As festas antigas, aí sim, é que eram festas. Mesmo que de vez em quando Doutor Heraldo da Serra Negra entrasse com cavalo e tudo pelos salões, nada tirava o brilho e o prazer dos sons das sanfonas, dos zabumbas e dos triângulos. Há sempre que se reverenciar uma gente que, com sua arte, tornou o sertão mais alegre: Zé Aleixo, Zé Goití, Dudu do terno de linho branco, Agenor da Barra, Dida. E ainda ouço Zelito de Pão de Açúcar, do forró de Zé Aleixo, batendo o triângulo e cantando: Olhe eu não posso ver ninguém chorar, porque vem logo uma vontade em mim, quem foi que disse que não chora por amor, pois os meus olhos já chegaram ao fim...

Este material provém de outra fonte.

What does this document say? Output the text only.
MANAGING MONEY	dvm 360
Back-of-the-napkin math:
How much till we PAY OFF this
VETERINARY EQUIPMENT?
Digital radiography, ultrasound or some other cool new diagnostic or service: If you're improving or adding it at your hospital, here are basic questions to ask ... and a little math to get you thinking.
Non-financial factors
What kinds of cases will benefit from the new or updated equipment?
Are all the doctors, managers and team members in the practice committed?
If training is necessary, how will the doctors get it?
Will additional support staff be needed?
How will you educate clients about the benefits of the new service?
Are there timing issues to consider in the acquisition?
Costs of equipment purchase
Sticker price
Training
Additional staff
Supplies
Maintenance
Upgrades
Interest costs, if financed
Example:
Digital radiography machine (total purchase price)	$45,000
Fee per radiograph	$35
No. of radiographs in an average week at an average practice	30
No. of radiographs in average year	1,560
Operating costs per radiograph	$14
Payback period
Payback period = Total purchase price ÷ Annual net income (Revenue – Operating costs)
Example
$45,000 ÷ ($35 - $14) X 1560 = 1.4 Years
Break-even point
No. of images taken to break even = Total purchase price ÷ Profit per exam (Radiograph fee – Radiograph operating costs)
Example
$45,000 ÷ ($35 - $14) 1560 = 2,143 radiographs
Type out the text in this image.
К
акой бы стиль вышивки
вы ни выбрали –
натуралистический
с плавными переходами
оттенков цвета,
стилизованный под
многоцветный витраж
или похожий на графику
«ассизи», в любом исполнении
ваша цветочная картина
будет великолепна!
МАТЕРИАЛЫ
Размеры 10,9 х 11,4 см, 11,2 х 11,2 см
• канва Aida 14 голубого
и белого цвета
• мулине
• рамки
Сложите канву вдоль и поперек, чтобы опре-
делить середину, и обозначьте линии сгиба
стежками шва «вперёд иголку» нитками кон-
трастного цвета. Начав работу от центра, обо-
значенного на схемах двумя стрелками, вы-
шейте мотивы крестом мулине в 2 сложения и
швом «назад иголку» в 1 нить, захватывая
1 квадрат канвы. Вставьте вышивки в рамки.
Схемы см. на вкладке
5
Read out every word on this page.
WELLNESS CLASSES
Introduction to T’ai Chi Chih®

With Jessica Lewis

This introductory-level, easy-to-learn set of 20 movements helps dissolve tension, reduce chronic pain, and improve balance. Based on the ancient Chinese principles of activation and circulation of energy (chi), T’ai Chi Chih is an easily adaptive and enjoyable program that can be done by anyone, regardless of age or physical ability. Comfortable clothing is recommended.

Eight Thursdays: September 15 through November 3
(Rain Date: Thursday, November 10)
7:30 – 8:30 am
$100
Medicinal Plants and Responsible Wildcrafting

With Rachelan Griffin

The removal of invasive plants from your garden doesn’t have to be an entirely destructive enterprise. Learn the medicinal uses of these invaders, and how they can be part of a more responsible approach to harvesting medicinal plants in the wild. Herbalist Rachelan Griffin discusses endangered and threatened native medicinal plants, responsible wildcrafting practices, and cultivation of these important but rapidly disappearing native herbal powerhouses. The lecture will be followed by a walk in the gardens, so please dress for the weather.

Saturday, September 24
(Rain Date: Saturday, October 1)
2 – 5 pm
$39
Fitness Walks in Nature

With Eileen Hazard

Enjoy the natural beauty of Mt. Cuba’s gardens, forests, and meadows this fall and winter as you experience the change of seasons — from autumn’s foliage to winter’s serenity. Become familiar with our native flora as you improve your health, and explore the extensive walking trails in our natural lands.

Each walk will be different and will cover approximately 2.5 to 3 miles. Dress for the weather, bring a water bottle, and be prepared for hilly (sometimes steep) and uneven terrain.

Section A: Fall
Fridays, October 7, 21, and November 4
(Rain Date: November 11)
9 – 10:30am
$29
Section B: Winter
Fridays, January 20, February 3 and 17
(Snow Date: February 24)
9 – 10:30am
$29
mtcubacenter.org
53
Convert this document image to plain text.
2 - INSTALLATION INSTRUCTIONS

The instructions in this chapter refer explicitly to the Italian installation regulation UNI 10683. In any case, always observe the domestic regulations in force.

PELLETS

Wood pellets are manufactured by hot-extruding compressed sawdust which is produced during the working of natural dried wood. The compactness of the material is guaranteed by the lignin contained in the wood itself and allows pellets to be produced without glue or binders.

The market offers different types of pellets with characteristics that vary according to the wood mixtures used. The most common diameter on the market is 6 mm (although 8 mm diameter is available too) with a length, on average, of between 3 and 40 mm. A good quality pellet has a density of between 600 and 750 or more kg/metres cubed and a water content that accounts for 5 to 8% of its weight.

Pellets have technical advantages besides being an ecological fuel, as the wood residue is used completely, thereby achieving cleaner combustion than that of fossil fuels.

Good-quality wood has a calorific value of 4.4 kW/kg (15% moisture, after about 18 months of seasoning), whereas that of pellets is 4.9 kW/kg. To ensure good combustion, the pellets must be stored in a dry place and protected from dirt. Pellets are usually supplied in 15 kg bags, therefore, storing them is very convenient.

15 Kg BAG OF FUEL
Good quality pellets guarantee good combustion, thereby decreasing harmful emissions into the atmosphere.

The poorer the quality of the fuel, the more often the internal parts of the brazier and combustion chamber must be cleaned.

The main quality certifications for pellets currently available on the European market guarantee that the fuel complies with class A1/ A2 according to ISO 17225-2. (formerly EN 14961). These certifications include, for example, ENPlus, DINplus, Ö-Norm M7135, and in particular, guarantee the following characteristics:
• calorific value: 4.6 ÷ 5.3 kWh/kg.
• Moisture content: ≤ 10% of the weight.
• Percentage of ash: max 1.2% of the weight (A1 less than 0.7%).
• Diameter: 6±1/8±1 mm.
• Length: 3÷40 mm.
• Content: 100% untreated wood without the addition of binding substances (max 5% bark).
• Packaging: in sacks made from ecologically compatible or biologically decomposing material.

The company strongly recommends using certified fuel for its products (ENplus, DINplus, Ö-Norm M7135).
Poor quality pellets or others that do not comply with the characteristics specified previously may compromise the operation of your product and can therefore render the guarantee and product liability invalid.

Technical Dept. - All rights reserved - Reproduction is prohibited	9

Também ainda ouço o carro-de-bois gemendo pelos estradões, avisto o animal esquipando pelas veredas, ecoa-me o velho aboio e a velha toada. Mas tudo parece distante demais. E está, pois assim quis o homem. Não temos mais Dionísio para preservar nossas tradições de cavalhadas, não temos mais Miltinho para salvaguardar o verdadeiro forró. Não temos mais Alcino para cantar, em prosa e verso, seu Poço Redondo. E como faz falta esse passado onde a gente sertaneja em tudo se reconhecia.